监控部署文档
前提:Prometheus,grafana已部署
服务部署脚本
1、脚本介绍
此脚本用于自动部署服务到节点,现在暂时只有部署node_exporter服务。
2、脚本结构介绍
main.sh
主程序,也是程序入口。代码如下
#!/bin/bash
red='\033[31m' # 定义红色
blue='\033[34m' # 定义蓝色
green='\033[32m' # 定义绿色
version=1.0
declare -A SERVICES
SERVICES=([1]=node_exporter [2]=test)
function service_choose(){
#echo -e "------------------------${red}请选择部署服务\033[0m------------------------\n"
echo -e "------------------------${green}service list:\033[0m------------------------"

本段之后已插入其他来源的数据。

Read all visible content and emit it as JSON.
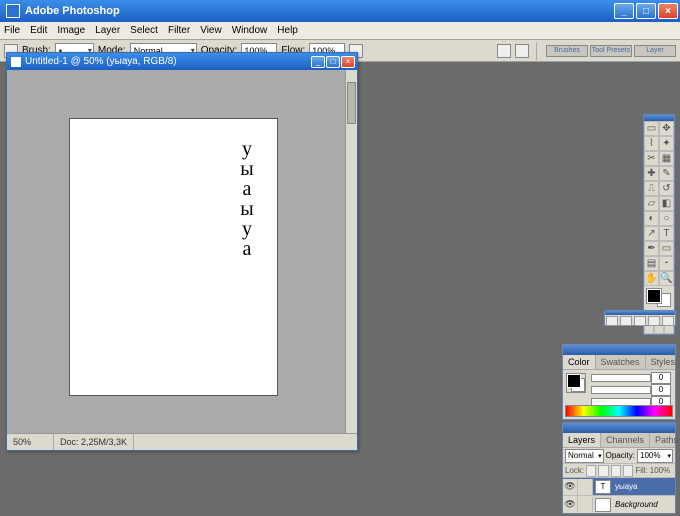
{
  "app": {
    "title": "Adobe Photoshop"
  },
  "menu": {
    "items": [
      "File",
      "Edit",
      "Image",
      "Layer",
      "Select",
      "Filter",
      "View",
      "Window",
      "Help"
    ]
  },
  "options": {
    "brush": "Brush:",
    "brush_val": "•",
    "mode": "Mode:",
    "mode_val": "Normal",
    "opacity": "Opacity:",
    "opacity_val": "100%",
    "flow": "Flow:",
    "flow_val": "100%"
  },
  "shelf": [
    "Brushes",
    "Tool Presets",
    "Layer Comps"
  ],
  "doc": {
    "title": "Untitled-1 @ 50% (уыауа, RGB/8)",
    "zoom": "50%",
    "docinfo": "Doc: 2,25M/3,3K",
    "text": "у\nы\nа\nы\nу\nа"
  },
  "colorp": {
    "tabs": [
      "Color",
      "Swatches",
      "Styles"
    ],
    "r": "0",
    "g": "0",
    "b": "0"
  },
  "layersp": {
    "tabs": [
      "Layers",
      "Channels",
      "Paths"
    ],
    "blend": "Normal",
    "opacity_lbl": "Opacity:",
    "opacity": "100%",
    "lock": "Lock:",
    "fill_lbl": "Fill:",
    "fill": "100%",
    "layers": [
      {
        "name": "уыауа",
        "thumb": "T",
        "selected": true
      },
      {
        "name": "Background",
        "thumb": "",
        "selected": false
      }
    ]
  }
}
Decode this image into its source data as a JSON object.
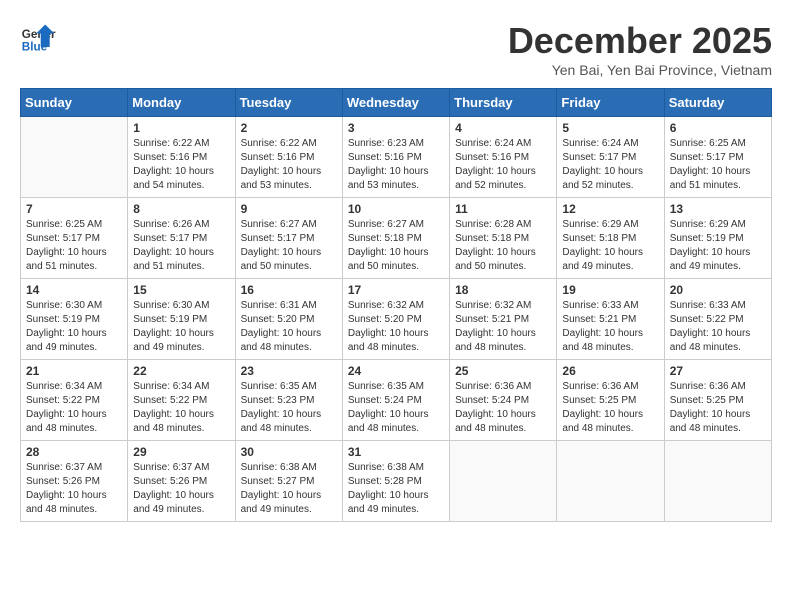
{
  "header": {
    "logo_line1": "General",
    "logo_line2": "Blue",
    "month_title": "December 2025",
    "subtitle": "Yen Bai, Yen Bai Province, Vietnam"
  },
  "weekdays": [
    "Sunday",
    "Monday",
    "Tuesday",
    "Wednesday",
    "Thursday",
    "Friday",
    "Saturday"
  ],
  "weeks": [
    [
      {
        "day": "",
        "info": ""
      },
      {
        "day": "1",
        "info": "Sunrise: 6:22 AM\nSunset: 5:16 PM\nDaylight: 10 hours\nand 54 minutes."
      },
      {
        "day": "2",
        "info": "Sunrise: 6:22 AM\nSunset: 5:16 PM\nDaylight: 10 hours\nand 53 minutes."
      },
      {
        "day": "3",
        "info": "Sunrise: 6:23 AM\nSunset: 5:16 PM\nDaylight: 10 hours\nand 53 minutes."
      },
      {
        "day": "4",
        "info": "Sunrise: 6:24 AM\nSunset: 5:16 PM\nDaylight: 10 hours\nand 52 minutes."
      },
      {
        "day": "5",
        "info": "Sunrise: 6:24 AM\nSunset: 5:17 PM\nDaylight: 10 hours\nand 52 minutes."
      },
      {
        "day": "6",
        "info": "Sunrise: 6:25 AM\nSunset: 5:17 PM\nDaylight: 10 hours\nand 51 minutes."
      }
    ],
    [
      {
        "day": "7",
        "info": "Sunrise: 6:25 AM\nSunset: 5:17 PM\nDaylight: 10 hours\nand 51 minutes."
      },
      {
        "day": "8",
        "info": "Sunrise: 6:26 AM\nSunset: 5:17 PM\nDaylight: 10 hours\nand 51 minutes."
      },
      {
        "day": "9",
        "info": "Sunrise: 6:27 AM\nSunset: 5:17 PM\nDaylight: 10 hours\nand 50 minutes."
      },
      {
        "day": "10",
        "info": "Sunrise: 6:27 AM\nSunset: 5:18 PM\nDaylight: 10 hours\nand 50 minutes."
      },
      {
        "day": "11",
        "info": "Sunrise: 6:28 AM\nSunset: 5:18 PM\nDaylight: 10 hours\nand 50 minutes."
      },
      {
        "day": "12",
        "info": "Sunrise: 6:29 AM\nSunset: 5:18 PM\nDaylight: 10 hours\nand 49 minutes."
      },
      {
        "day": "13",
        "info": "Sunrise: 6:29 AM\nSunset: 5:19 PM\nDaylight: 10 hours\nand 49 minutes."
      }
    ],
    [
      {
        "day": "14",
        "info": "Sunrise: 6:30 AM\nSunset: 5:19 PM\nDaylight: 10 hours\nand 49 minutes."
      },
      {
        "day": "15",
        "info": "Sunrise: 6:30 AM\nSunset: 5:19 PM\nDaylight: 10 hours\nand 49 minutes."
      },
      {
        "day": "16",
        "info": "Sunrise: 6:31 AM\nSunset: 5:20 PM\nDaylight: 10 hours\nand 48 minutes."
      },
      {
        "day": "17",
        "info": "Sunrise: 6:32 AM\nSunset: 5:20 PM\nDaylight: 10 hours\nand 48 minutes."
      },
      {
        "day": "18",
        "info": "Sunrise: 6:32 AM\nSunset: 5:21 PM\nDaylight: 10 hours\nand 48 minutes."
      },
      {
        "day": "19",
        "info": "Sunrise: 6:33 AM\nSunset: 5:21 PM\nDaylight: 10 hours\nand 48 minutes."
      },
      {
        "day": "20",
        "info": "Sunrise: 6:33 AM\nSunset: 5:22 PM\nDaylight: 10 hours\nand 48 minutes."
      }
    ],
    [
      {
        "day": "21",
        "info": "Sunrise: 6:34 AM\nSunset: 5:22 PM\nDaylight: 10 hours\nand 48 minutes."
      },
      {
        "day": "22",
        "info": "Sunrise: 6:34 AM\nSunset: 5:22 PM\nDaylight: 10 hours\nand 48 minutes."
      },
      {
        "day": "23",
        "info": "Sunrise: 6:35 AM\nSunset: 5:23 PM\nDaylight: 10 hours\nand 48 minutes."
      },
      {
        "day": "24",
        "info": "Sunrise: 6:35 AM\nSunset: 5:24 PM\nDaylight: 10 hours\nand 48 minutes."
      },
      {
        "day": "25",
        "info": "Sunrise: 6:36 AM\nSunset: 5:24 PM\nDaylight: 10 hours\nand 48 minutes."
      },
      {
        "day": "26",
        "info": "Sunrise: 6:36 AM\nSunset: 5:25 PM\nDaylight: 10 hours\nand 48 minutes."
      },
      {
        "day": "27",
        "info": "Sunrise: 6:36 AM\nSunset: 5:25 PM\nDaylight: 10 hours\nand 48 minutes."
      }
    ],
    [
      {
        "day": "28",
        "info": "Sunrise: 6:37 AM\nSunset: 5:26 PM\nDaylight: 10 hours\nand 48 minutes."
      },
      {
        "day": "29",
        "info": "Sunrise: 6:37 AM\nSunset: 5:26 PM\nDaylight: 10 hours\nand 49 minutes."
      },
      {
        "day": "30",
        "info": "Sunrise: 6:38 AM\nSunset: 5:27 PM\nDaylight: 10 hours\nand 49 minutes."
      },
      {
        "day": "31",
        "info": "Sunrise: 6:38 AM\nSunset: 5:28 PM\nDaylight: 10 hours\nand 49 minutes."
      },
      {
        "day": "",
        "info": ""
      },
      {
        "day": "",
        "info": ""
      },
      {
        "day": "",
        "info": ""
      }
    ]
  ]
}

for key in ${!SERVICES[*]}
do
echo -e "${green} $key.${SERVICES[$key]} ${green}"
done
echo -e "\033[0m"
read -p "Please key in numbers:" choose_number
# return $choose_number
}
function input_target(){
read -p "Please enter IP address:" ip
# return $ip
}
function node_exporter(){
#node_exporter部署脚本
/bin/bash node_exporter/deploy.sh $ip root
}
function ssh_copy_id(){
/bin/bash ssh_id_copy.sh $ip
}
echo -e " "
echo -e "${blue}+----------------------------------------------------------------"
echo -e "${green} Welcome Deployment tools! "
echo -e "${blue}+----------------------------------------------------------------"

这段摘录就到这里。